Des chiffres inquiétants
Aujourd’hui,1 femme sur 3 dans le monde subit des violences. Ces chiffres montrent malheureusement que le chemin à parcourir pour éradiquer ces violences est encore long...Les violences faites aux femmes prennent plusieurs formes, mais chacune d’entre elle marque de manière indélébile. Qu’elles soient psychologiques, physiques ou sexuelles, qu’elles se produisent dans la famille, dans l’espace public ou au travail, elles ont les mêmes points communs : elles sont inacceptables, insupportables et participent de la volonté de dominer l’autre.
Violences conjugales :
Le ministère de l’Intérieur rapportait qu’en 2016, 1 femme meurt tous les 3 jours du fait de la violence de son partenaire ou ex-partenaire.
Le site du gouvernement a réalisé une enquête sur un panel de femmes âgées de 18 à 75 ans.
En moyenne, par an, 225 000 femmes âgées de 18 à 75 ans sont victimes de violences physiques et/ou sexuelles commises par leur ancien ou actuel partenaire intime. L’auteur de ces violences est le mari, concubin, pacsé, petit-ami - ancien ou actuel - cohabitant ou non.
3 femmes victimes sur 4 déclarent avoir subi des faits répétés.
8 femmes victimes sur 10 déclarent avoir également été soumises à des atteintes psychologiques ou des agressions verbales.

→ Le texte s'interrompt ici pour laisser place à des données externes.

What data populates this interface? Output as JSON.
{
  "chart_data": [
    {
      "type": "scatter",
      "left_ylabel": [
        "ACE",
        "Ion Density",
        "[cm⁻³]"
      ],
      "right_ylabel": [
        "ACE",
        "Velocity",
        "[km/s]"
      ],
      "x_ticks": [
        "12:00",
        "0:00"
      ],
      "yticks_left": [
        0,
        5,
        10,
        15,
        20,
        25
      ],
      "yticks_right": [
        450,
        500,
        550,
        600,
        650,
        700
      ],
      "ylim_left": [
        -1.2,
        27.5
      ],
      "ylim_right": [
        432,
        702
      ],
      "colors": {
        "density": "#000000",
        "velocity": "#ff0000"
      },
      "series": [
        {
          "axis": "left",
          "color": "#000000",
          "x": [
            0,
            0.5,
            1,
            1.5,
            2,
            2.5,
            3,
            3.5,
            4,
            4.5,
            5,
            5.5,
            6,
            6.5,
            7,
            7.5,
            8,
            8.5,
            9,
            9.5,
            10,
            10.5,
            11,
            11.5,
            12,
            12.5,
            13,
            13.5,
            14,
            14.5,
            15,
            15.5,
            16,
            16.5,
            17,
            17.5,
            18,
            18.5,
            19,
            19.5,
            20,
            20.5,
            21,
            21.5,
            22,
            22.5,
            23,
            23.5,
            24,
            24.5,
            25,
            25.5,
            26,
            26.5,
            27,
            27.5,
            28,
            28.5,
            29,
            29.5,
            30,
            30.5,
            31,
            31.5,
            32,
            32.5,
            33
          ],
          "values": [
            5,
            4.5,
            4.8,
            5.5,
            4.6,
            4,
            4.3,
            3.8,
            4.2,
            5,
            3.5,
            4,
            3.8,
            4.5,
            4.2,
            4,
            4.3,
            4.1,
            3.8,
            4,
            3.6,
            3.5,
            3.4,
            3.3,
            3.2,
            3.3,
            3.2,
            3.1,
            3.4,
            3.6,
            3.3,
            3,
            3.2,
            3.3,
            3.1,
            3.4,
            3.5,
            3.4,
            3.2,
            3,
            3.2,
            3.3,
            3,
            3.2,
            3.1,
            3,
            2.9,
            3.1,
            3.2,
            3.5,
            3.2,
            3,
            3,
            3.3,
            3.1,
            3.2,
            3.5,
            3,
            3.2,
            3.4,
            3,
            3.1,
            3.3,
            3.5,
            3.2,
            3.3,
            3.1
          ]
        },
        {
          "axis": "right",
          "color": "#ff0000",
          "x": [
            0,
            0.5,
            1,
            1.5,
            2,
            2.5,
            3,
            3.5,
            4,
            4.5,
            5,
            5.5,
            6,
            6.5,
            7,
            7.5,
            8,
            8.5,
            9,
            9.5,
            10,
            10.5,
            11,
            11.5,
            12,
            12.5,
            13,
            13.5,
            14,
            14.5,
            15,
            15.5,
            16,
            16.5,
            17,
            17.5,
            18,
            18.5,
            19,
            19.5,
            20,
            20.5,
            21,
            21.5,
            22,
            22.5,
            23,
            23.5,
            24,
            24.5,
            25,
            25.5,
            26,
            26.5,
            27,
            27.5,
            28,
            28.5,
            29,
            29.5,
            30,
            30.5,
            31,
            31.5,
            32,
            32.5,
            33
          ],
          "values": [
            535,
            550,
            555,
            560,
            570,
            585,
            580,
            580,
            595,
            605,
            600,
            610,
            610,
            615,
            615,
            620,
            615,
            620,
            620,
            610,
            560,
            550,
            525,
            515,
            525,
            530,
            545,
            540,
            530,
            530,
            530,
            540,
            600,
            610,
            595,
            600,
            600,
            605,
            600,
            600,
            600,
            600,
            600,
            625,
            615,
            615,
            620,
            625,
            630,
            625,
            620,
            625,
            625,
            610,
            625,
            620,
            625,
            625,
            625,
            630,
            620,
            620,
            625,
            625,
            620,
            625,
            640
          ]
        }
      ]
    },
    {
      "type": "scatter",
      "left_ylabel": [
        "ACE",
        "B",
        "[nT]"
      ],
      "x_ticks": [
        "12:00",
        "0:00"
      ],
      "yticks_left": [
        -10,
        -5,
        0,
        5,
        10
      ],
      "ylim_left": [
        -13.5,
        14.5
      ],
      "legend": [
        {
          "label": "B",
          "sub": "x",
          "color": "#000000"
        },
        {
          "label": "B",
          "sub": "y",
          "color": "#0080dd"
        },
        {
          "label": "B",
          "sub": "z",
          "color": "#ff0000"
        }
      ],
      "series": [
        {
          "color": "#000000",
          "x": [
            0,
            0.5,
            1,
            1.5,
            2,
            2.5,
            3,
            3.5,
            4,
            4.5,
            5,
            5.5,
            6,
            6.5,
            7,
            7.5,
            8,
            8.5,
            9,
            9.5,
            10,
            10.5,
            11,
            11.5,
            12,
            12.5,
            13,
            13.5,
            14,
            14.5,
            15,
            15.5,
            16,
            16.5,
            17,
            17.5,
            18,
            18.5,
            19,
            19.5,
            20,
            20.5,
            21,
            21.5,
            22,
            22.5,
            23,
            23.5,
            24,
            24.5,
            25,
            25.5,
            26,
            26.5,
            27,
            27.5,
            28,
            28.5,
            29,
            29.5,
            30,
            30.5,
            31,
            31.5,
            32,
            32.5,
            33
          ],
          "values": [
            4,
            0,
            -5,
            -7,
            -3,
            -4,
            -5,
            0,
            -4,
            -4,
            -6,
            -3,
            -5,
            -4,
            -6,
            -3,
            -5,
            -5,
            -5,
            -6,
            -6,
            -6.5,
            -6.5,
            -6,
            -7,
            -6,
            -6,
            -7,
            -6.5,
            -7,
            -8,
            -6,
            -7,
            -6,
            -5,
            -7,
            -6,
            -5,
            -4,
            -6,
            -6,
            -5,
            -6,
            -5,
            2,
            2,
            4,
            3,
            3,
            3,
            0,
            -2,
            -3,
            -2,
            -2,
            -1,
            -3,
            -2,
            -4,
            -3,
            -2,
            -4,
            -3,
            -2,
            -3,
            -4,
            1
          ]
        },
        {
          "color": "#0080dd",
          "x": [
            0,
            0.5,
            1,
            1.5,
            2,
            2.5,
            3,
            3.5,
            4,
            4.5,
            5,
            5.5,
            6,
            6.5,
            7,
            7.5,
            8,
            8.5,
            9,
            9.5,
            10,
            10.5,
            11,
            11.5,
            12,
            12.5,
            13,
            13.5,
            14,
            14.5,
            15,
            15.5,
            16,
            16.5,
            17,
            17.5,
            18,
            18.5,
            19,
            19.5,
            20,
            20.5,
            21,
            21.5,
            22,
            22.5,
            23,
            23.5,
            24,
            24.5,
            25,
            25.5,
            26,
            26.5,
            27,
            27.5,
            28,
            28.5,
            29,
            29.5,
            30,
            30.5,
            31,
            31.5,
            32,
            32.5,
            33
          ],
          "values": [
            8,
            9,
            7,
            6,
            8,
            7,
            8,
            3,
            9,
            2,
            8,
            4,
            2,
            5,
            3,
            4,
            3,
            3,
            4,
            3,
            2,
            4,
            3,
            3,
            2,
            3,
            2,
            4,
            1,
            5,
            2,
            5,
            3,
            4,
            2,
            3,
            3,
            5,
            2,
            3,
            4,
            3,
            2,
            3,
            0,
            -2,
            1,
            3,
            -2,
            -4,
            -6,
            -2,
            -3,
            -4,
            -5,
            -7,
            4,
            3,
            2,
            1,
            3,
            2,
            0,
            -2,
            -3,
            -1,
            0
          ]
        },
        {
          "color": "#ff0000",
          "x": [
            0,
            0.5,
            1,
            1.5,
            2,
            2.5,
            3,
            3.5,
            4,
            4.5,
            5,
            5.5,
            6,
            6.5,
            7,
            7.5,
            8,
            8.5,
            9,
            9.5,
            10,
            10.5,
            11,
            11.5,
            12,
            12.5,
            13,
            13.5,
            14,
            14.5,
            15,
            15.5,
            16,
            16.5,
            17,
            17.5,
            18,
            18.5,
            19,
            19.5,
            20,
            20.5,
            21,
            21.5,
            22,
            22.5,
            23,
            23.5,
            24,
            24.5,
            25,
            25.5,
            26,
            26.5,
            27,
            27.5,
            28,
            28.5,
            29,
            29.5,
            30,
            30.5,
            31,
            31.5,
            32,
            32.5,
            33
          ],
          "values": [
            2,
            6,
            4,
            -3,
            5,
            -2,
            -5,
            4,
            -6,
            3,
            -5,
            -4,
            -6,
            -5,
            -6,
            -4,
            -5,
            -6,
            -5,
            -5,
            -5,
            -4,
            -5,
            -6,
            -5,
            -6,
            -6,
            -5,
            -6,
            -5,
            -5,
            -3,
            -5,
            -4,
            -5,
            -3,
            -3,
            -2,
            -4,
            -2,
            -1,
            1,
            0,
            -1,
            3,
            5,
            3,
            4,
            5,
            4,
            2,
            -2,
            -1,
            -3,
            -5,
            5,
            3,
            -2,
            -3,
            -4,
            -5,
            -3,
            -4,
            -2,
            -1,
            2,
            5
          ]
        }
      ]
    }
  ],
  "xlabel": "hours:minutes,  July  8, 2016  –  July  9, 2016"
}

Comment avoir le courage ensuite de porter plainte ? La situation des violences conjugales est encore plus difficile à gérer et à dénoncer que les autres cas d'agressions commis pas des inconnus.
Parmi ces femmes victimes, 19 % déclarent avoir déposé une plainte en gendarmerie ou en commissariat de police suite à ces violences.
En 2016, 123 femmes ont été tuées par leur partenaire ou ex-partenaire intime "officiel" (conjoint, concubin, pacsé ou « ex ») ou non officiel (petits-amis, amants, relations épisodiques...).